Tompitak Marco, Vaillant Cédric, Schiessel Helmut
Leiden University, Lorentz Institute, Leiden, the Netherlands.
Laboratoire de Physique, Univ Lyon, Ens de Lyon, Univ Claude Bernard, CNRS, Lyon, France.
Biophys J. 2017 Feb 7;112(3):505-511. doi: 10.1016/j.bpj.2016.12.041. Epub 2017 Jan 25.
Sequences that influence nucleosome positioning in promoter regions, and their relation to gene regulation, have been the topic of much research over the last decade. In yeast, significant nucleosome-depleted regions are found, which facilitate transcription.

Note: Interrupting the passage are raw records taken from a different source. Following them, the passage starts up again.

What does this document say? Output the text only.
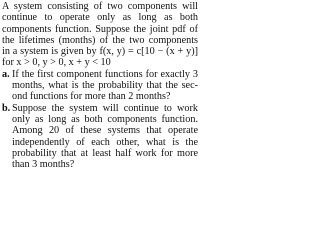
A system consisting of two components will continue to operate only as long as both components function. Suppose the joint pdf of the lifetimes (months) of the two components in a system is given by f(x, y) = c[10 − (x + y)] for x > 0, y > 0, x + y < 10

a. If the first component functions for exactly 3 months, what is the probability that the second functions for more than 2 months?
b. Suppose the system will continue to work only as long as both components function. Among 20 of these systems that operate independently of each other, what is the probability that at least half work for more than 3 months?
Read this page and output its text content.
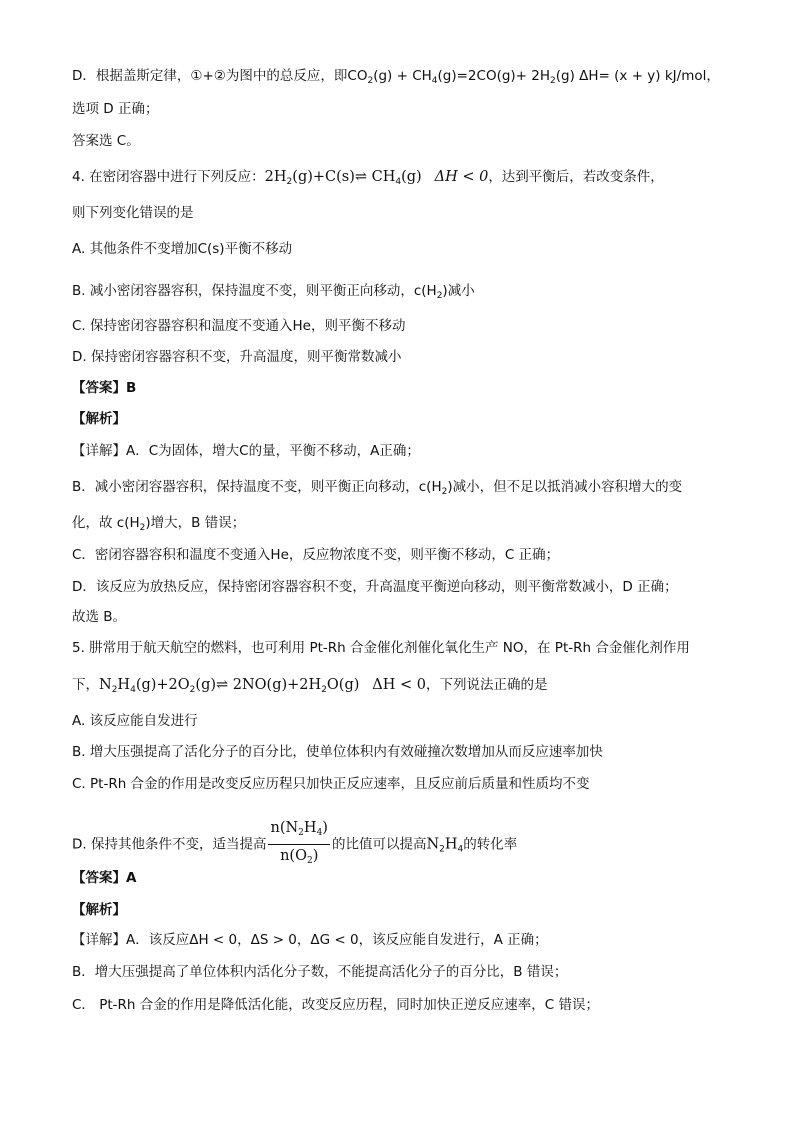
D．根据盖斯定律，①+②为图中的总反应，即$CO_2(g) + CH_4(g)=2CO(g)+ 2H_2(g)$ ΔH= (x + y) kJ/mol，
选项 D 正确；
答案选 C。
4. 在密闭容器中进行下列反应：$2H_2(g)+C(s)\rightleftharpoons$ $CH_4(g) \Delta H < 0$，达到平衡后，若改变条件，
则下列变化错误的是
A. 其他条件不变增加C(s)平衡不移动
B. 减小密闭容器容积，保持温度不变，则平衡正向移动，$c(H_2)$减小
C. 保持密闭容器容积和温度不变通入He，则平衡不移动
D. 保持密闭容器容积不变，升高温度，则平衡常数减小
【答案】B
【解析】
【详解】A．C为固体，增大C的量，平衡不移动，A正确；
B．减小密闭容器容积，保持温度不变，则平衡正向移动，$c(H_2)$减小，但不足以抵消减小容积增大的变
化，故 $c(H_2)$增大，B 错误；
C．密闭容器容积和温度不变通入He，反应物浓度不变，则平衡不移动，C 正确；
D．该反应为放热反应，保持密闭容器容积不变，升高温度平衡逆向移动，则平衡常数减小，D 正确；
故选 B。
5. 肼常用于航天航空的燃料，也可利用 Pt-Rh 合金催化剂催化氧化生产 NO，在 Pt-Rh 合金催化剂作用
下，$N_2H_4(g)+2O_2(g)\rightleftharpoons$ $2NO(g)+2H_2O(g) \Delta H < 0$，下列说法正确的是
A. 该反应能自发进行
B. 增大压强提高了活化分子的百分比，使单位体积内有效碰撞次数增加从而反应速率加快
C. Pt-Rh 合金的作用是改变反应历程只加快正反应速率，且反应前后质量和性质均不变
D. 保持其他条件不变，适当提高 $\frac{n(N_2H_4)}{n(O_2)}$ 的比值可以提高$N_2H_4$的转化率
【答案】A
【解析】
【详解】A．该反应ΔH < 0，ΔS > 0，ΔG < 0，该反应能自发进行，A 正确；
B．增大压强提高了单位体积内活化分子数，不能提高活化分子的百分比，B 错误；
C． Pt-Rh 合金的作用是降低活化能，改变反应历程，同时加快正逆反应速率，C 错误；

With the arrival of nucleosome positioning maps for the human genome, it was discovered that in our genome, unlike in that of yeast, promoters encode for high nucleosome occupancy. In this work, we look at the genomes of a range of different organisms, to provide a catalog of nucleosome positioning signals in promoters across the tree of life. We utilize a computational model of the nucleosome, based on crystallographic analyses of the structure and elasticity of the nucleosome, to predict the nucleosome positioning signals in promoter regions. To be able to apply our model to large genomic datasets, we introduce an approximative scheme that makes use of the limited range of correlations in nucleosomal sequence preferences to create a computationally efficient approximation of the full biophysical model. Our predictions show that a clear distinction between unicellular and multicellular life is visible in the intrinsically encoded nucleosome affinity. Furthermore, the strength of the nucleosome positioning signals correlates with the complexity of the organism. We conclude that encoding for high nucleosome occupancy, as in the human genome, is in fact a universal feature of multicellular life.
在过去十年中,影响启动子区域核小体定位的序列及其与基因调控的关系一直是众多研究的主题。在酵母中,发现了显著的核小体缺失区域,这些区域促进转录。随着人类基因组核小体定位图谱的出现,人们发现,在我们的基因组中,与酵母基因组不同,启动子编码高核小体占有率。在这项工作中,我们研究了一系列不同生物体的基因组,以提供生命之树中各启动子核小体定位信号的目录。我们利用基于核小体结构和弹性晶体学分析的核小体计算模型,来预测启动子区域的核小体定位信号。为了能够将我们的模型应用于大型基因组数据集,我们引入了一种近似方案,该方案利用核小体序列偏好中有限的相关范围,来创建完整生物物理模型的计算高效近似。我们的预测表明,在内在编码的核小体亲和力方面,单细胞生命和多细胞生命之间存在明显区别。此外,核小体定位信号的强度与生物体的复杂性相关。我们得出结论,如在人类基因组中那样,编码高核小体占有率实际上是多细胞生命的一个普遍特征。